De novo o terço. Como era domingo, os homens também puderam vir. Após cada cafezinho, um cigarro aceso na cozinha da casa. Pelo vasto corredor reza e fumaça, livres das bocas, uniam-se num perfume suave e humano.

A menina aproveitou o bulício para procurar o jornaleiro Só faltava o quarto onde a doente esperava sua hora. Entrou devagar. Dona Clara parecia dormir. Como pudera cair e se machucar tão seriamente? Não era tão velha. Muitas vezes a ajudara a trocar alguma lâmpada queimada. Casa velha, dessas de paredes altas. Francisco segurava a escada e a mulher subia com agilidade de artista de circo. A menina aparava a lâmpada que não servia mais. Sempre houve, entre as duas, uma sincronia e um amor calado e quieto.

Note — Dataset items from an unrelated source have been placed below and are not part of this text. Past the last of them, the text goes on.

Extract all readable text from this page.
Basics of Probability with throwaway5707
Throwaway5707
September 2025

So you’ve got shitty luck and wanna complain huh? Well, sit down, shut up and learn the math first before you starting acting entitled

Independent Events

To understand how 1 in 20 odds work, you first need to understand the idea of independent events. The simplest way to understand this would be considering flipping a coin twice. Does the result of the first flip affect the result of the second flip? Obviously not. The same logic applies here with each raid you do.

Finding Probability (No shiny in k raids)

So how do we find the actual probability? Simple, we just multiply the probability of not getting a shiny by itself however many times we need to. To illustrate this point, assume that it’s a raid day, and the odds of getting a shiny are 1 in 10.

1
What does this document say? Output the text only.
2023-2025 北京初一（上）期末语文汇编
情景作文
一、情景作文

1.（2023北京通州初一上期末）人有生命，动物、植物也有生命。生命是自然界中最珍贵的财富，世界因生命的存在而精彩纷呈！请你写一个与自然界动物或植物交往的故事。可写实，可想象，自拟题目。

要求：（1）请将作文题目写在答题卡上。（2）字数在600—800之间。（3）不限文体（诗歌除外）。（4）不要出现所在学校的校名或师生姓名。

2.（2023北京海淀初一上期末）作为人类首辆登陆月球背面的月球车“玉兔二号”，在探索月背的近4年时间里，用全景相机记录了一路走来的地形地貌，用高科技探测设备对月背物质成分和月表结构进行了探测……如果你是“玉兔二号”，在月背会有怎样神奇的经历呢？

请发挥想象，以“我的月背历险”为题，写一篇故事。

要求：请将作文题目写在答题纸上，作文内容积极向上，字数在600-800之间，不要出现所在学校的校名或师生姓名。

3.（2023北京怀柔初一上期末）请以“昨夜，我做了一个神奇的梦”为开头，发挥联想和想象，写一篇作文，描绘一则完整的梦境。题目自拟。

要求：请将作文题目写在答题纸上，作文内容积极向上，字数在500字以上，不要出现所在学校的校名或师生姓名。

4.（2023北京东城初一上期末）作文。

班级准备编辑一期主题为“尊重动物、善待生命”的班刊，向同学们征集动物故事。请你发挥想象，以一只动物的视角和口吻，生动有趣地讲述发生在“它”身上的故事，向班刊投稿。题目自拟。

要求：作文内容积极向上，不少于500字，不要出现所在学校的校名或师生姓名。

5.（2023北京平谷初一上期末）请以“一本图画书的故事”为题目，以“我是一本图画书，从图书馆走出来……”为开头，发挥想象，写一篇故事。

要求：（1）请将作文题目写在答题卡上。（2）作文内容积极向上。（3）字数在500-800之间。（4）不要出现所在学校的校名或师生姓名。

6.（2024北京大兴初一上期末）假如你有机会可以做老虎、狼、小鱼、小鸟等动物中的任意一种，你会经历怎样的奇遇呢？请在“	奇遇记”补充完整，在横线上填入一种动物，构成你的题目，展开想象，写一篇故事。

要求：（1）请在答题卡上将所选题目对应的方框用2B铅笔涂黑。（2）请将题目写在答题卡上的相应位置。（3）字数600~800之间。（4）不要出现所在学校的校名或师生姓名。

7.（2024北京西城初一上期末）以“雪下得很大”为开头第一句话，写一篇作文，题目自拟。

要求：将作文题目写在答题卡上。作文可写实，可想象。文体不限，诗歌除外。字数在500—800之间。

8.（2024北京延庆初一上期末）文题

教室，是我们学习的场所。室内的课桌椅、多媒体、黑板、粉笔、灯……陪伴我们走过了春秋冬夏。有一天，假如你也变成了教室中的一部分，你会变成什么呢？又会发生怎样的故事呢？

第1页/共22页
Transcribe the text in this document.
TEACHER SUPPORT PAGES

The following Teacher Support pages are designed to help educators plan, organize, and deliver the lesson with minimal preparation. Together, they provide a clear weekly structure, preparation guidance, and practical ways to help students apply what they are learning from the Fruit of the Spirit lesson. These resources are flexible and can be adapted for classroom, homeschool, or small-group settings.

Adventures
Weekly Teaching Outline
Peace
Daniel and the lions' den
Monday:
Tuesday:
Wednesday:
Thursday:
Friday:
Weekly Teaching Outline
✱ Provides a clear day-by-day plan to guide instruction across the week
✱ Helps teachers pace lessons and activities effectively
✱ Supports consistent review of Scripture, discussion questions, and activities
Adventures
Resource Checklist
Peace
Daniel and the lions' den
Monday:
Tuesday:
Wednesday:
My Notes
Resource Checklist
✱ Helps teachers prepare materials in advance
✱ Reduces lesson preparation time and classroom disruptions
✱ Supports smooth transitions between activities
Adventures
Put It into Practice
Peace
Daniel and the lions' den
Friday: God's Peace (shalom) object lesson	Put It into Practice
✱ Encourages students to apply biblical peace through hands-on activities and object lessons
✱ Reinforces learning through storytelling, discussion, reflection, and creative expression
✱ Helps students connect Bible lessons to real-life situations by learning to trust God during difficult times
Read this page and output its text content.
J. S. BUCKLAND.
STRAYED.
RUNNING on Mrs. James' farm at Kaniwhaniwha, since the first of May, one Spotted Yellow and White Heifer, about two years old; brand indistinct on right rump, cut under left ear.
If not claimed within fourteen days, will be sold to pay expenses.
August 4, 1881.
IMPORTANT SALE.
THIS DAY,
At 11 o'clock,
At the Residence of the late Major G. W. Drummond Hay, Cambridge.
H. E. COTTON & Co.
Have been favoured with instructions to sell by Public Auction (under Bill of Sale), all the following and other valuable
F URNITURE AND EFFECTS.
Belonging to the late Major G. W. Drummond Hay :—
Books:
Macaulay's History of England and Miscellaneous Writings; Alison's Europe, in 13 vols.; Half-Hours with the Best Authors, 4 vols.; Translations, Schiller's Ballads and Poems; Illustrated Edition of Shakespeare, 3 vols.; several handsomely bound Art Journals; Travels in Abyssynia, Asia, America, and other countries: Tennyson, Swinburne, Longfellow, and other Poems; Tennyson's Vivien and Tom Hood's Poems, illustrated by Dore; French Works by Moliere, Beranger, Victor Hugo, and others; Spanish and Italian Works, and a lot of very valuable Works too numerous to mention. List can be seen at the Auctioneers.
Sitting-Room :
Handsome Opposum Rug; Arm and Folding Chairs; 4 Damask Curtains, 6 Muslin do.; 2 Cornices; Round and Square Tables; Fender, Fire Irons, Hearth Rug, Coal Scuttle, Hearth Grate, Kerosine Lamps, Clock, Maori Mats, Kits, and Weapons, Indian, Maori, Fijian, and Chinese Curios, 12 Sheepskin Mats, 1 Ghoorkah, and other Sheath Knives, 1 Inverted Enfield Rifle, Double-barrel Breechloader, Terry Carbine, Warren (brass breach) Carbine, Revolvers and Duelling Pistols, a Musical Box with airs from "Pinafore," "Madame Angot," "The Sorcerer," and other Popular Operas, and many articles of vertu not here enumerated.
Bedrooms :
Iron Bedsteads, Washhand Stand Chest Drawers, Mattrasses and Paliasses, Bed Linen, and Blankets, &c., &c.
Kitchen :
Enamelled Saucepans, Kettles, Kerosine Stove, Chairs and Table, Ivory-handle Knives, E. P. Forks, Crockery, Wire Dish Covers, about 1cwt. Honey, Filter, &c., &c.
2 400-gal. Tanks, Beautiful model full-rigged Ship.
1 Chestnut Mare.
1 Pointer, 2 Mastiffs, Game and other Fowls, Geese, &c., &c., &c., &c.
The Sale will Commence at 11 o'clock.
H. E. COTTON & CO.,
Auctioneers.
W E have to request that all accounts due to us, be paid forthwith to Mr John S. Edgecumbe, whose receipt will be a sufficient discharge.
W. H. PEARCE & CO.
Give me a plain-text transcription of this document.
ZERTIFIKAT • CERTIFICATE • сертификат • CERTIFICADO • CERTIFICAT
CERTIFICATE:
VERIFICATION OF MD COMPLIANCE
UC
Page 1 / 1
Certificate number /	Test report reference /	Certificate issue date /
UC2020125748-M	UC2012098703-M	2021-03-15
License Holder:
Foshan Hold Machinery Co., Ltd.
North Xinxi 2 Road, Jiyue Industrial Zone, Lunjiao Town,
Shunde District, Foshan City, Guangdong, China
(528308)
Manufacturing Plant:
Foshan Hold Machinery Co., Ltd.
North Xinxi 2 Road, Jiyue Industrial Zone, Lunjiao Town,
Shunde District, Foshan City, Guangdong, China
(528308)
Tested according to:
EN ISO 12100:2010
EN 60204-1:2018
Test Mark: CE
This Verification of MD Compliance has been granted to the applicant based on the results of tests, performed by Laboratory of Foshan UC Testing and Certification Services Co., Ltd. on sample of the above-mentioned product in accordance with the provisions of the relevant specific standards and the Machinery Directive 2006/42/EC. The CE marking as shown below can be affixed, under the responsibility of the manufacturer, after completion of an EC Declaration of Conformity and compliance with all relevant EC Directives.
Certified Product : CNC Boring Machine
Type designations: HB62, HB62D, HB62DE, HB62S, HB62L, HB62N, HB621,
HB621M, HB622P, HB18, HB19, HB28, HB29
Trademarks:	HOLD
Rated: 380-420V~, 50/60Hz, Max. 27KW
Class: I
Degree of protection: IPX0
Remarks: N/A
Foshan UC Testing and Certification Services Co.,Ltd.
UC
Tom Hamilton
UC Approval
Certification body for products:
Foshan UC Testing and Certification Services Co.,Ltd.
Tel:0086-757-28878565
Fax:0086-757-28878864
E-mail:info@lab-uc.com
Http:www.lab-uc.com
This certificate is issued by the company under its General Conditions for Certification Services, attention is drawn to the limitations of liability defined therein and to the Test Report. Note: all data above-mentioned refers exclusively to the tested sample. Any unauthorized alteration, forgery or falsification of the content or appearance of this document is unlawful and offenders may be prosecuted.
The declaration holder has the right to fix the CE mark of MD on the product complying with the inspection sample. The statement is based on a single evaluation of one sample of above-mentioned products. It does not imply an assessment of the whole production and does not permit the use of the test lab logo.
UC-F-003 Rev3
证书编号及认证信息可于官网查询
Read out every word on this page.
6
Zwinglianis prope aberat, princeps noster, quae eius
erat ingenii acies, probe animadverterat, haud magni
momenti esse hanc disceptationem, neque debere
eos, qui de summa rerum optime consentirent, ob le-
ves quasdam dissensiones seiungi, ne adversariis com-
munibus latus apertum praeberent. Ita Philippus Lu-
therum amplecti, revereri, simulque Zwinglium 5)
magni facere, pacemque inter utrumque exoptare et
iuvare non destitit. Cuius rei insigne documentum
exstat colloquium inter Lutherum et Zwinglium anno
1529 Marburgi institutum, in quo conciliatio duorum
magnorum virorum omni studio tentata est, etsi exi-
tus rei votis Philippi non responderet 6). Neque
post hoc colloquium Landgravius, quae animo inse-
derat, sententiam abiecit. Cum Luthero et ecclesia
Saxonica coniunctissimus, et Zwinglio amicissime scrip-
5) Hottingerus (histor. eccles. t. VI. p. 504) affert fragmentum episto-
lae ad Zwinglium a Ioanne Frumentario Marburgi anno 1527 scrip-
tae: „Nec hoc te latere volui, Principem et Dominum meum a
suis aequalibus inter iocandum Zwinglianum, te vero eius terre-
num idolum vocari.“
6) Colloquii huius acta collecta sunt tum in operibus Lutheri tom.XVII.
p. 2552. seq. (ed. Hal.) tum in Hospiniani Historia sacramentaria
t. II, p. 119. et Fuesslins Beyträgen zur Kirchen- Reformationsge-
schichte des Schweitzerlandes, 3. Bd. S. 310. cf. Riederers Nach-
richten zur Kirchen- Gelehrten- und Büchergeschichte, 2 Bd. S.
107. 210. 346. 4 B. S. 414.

 – Parece uma santinha, são é?

Assustou-se. Era Francisco, com passo de gato. Ajeitou o lençol, cobriu os pés da tia e encostou-se no canto do quarto, braços cruzados, pensativo. A menina percebeu algo embaixo da cama. Um azul familiar tentava escapar daquele esconderijo. Com o pé, afastou a colcha de retalhos que tocava o chão. Primeiro, parte do corpo; depois, os jornais desvelados, a mão em concha, o grito libertado.

O susto seguinte foi encontrar o olhar de Dona Clara, que buscava abrigo, cheio de palavras. Foi devagar erguendo o braço. Um dedo seco, batido pelo vento, apontou o rapaz. E demorou-se, suspenso, o tempo suficiente para que a menina entendesse o gesto. Os olhos de Francisco tentaram fugir. Enormes asas negras, infectas, roçavam, medrosas, a janela do quarto. Dona Clara rematava o fim com a generosidade de sempre, o perdão que nunca lhe faltava. Em seu rosto, na derradeira resignação, o pedido de silêncio.

 – Meu Deus! Minha tia morreu. Acudam aqui!

No alvoroço, a menina tentou ainda agarrar-se à mãe, que não pôde perceber no rosto da filha a novidade do medo.

O corredor estreitava-se. Ia esmagá-la se não passasse depressa. Da calçada, a menina pôde ver ainda o canto vazio. Um pensamento triste bateu no coração.

Ele não devia ter existido para isso.